The official said the ships would carry an unspecified number of marines to protect Russians in Syria and evacuate some equipment from Tartus if necessary.

Interfax said each of the ships was capable of carrying 150 marines and a dozen tanks. It quoted a deputy Russian air force chief as saying Russia would give the necessary protection to its citizens in Syria.

"We must protect our citizens," Major-General Vladimir Gradusov told Interfax. "We won't abandon the Russians and [we will] evacuate them from the conflict zone if necessary."
State owned, Russian International News Agency, RIA Novosti, denied the story, despite the deputy Russian air force chief's remarks.
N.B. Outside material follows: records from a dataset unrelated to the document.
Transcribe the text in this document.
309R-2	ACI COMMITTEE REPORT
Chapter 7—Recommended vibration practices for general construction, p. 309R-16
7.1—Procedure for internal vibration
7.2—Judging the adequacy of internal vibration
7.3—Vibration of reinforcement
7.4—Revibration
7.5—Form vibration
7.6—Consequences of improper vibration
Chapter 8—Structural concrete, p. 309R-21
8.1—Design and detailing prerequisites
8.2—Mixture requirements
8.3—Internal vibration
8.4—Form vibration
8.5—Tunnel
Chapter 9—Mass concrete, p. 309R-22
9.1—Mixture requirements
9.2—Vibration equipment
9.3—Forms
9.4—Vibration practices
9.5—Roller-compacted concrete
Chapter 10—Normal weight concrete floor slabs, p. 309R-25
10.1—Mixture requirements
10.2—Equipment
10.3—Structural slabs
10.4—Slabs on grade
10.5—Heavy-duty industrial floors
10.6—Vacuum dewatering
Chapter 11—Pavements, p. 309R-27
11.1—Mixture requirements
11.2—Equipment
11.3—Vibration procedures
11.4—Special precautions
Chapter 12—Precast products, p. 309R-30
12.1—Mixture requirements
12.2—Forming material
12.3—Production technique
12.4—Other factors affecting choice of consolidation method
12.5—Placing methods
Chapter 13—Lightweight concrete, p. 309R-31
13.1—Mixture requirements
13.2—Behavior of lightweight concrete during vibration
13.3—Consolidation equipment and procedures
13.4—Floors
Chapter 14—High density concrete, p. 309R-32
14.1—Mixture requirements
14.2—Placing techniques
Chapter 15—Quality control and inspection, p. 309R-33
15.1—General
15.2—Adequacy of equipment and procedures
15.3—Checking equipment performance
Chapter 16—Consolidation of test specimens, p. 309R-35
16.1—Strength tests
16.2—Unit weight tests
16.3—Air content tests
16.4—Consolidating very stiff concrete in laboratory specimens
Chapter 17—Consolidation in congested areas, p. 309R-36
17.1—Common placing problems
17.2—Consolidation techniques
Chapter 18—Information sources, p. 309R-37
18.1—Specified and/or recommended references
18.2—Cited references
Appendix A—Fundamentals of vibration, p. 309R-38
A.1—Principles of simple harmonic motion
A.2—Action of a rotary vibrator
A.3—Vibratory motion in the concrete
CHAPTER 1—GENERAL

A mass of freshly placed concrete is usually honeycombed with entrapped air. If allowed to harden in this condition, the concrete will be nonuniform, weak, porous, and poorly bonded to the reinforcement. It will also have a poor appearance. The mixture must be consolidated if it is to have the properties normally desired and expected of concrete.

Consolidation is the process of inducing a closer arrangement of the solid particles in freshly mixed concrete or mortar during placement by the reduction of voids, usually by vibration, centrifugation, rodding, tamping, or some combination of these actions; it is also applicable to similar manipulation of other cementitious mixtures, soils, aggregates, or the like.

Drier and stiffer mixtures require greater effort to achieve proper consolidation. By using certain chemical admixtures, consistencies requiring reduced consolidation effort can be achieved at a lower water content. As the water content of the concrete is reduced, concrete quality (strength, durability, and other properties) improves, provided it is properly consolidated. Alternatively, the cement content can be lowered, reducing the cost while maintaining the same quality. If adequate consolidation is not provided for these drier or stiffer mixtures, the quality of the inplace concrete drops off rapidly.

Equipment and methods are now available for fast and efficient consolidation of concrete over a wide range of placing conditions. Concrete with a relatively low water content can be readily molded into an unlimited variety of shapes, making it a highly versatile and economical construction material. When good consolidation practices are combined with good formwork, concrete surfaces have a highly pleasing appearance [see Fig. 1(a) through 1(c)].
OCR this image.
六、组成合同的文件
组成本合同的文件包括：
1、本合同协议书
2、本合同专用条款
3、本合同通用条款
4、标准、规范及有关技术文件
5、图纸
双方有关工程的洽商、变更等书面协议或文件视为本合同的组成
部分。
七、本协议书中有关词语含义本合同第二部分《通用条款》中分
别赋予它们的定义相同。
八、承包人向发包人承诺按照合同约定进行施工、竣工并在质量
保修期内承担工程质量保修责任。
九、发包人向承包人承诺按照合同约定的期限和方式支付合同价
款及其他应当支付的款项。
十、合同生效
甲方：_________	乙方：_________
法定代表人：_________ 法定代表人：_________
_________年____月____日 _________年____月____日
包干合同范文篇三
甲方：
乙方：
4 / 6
Since it is unlikely that Interfax would fabricate a quote or that an air force general would dare reveal or invent such plans without official cover, both this story and today's reports about the joint military drill can be viewed as Russian-Iranian-Syrian psych-ops. What lends further credence to this assumption is this story here. A Russian cargo vessel, the MV Alaed, allegedly carrying refurbished Russian-made attack helicopters and other munitions was stopped 80 km off Scotland's coast. Apparently, the ship was en route to Russia after having completed the shipment. Particularly suspicious is why the Russians would risk interception on British territory only days after having been warned by the British Foreign Secretary, William Hague, to halt all defence shipments to Syria.

A very plausible explanation for this flurry of reports followed by coordinated denials, is that the Russians and their allies are engaged in psychological warfare with the United States and NATO/GCC, particularly in the context of the Obama-Putin talks on Syria among other issues. These reports also come in the context of the Iranian-6 power faltering negotiations on Iran's nuclear program, and the possibility of an Israeli/US strike on Iran should the latter talks fail. As such, these psych-ops may well be a direct response to Washington's repeated threats of military intervention in Syria, which include Chairman of the Joint Chiefs of Staff, General Martin Dempsey's, recent threat to resort to force in Syria. What shape or form Russian intervention would assume if Syria were attacked, remains to be seen though one can expect, at the very least, an increase in covert and overt military assistance to the Syrian government.